Wednesday, April 8, 2009

The Disabling Society

I saw an article in the Los Angeles Times a week or two ago about a group of high school alumni who discovered that a fellow graduate from over twenty years ago was not dead, like they had thought he was (they had even memorialized him at their 20-year reunion). Patrick Chawki, who had been a popular baseball player at Grant High School in Los Angeles, "lay paralyzed and nearly forgotten in a Canoga Park nursing home."
He may as well be dead.
For the last nine years, "Chawki has suffered from a rare disorder that renders him fully cognitive but unable to move or speak. Because he cannot talk or write, he was unable to tell his family how to reach his friends."
Why not? Why hadn’t anyone found a way for Chawki to communicate? And why was he in a nursing home?
There are all kinds of ways and all sorts of gadgets out there to enable someone like Chawki to express his wants and needs. Laurie Green, the Grant High alum who learned that Chawki was alive and in the nursing home, found a simple one - an alphabet poster and thumb up for yes, thumb down for no. Why hadn’t anybody come up with this before?
And in a photograph accompanying the article, Chawki is up in a wheelchair looking as alive as I am and like he can, with help, live in his own place, like I do.

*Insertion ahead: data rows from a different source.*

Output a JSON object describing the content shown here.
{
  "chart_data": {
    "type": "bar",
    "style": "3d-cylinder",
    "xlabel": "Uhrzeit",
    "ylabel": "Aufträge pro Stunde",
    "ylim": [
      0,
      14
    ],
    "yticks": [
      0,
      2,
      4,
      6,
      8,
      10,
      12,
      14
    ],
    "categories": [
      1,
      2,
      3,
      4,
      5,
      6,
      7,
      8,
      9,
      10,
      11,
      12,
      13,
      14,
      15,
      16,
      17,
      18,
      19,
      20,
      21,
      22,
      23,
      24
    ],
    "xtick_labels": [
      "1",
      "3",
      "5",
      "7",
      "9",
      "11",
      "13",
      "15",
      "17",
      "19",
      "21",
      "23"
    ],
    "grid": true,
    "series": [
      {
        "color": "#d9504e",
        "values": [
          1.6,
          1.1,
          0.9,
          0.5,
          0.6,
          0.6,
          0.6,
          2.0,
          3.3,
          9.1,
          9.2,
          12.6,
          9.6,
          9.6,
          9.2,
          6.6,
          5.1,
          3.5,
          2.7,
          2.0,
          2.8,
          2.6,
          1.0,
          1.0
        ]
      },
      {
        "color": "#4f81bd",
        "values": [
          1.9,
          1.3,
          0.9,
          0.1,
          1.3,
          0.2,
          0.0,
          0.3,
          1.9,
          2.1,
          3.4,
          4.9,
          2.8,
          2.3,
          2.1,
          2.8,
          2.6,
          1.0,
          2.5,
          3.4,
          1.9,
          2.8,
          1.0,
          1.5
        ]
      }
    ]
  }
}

This is classic. This is a perfect example of how our society makes the disabled more disabled, of how everything is set up for the able-bodied and how things that make life for the disabled have to be fought for or are granted as a big favor, usually out of pity or guilt. This makes it easy to see why we hear all those stories of disabled people, usually stuck wallowing in nursing homes, want to die. Why bother living when living is made so hard? (Saying that Chawki "suffered" from his disability and having a second picture of Chawki playing baseball, as the article does, feeds right into this better-dead-than-disabled notion.)
Green and her fellow alumni are raising money to pay for therapy that - surprise, surprise - Medicare and Medi-Cal won’t pay for. They also hope to get Chawki out of the nursing home. When Green told him of this ultimate goal, "his thumb shot straight up." I bet!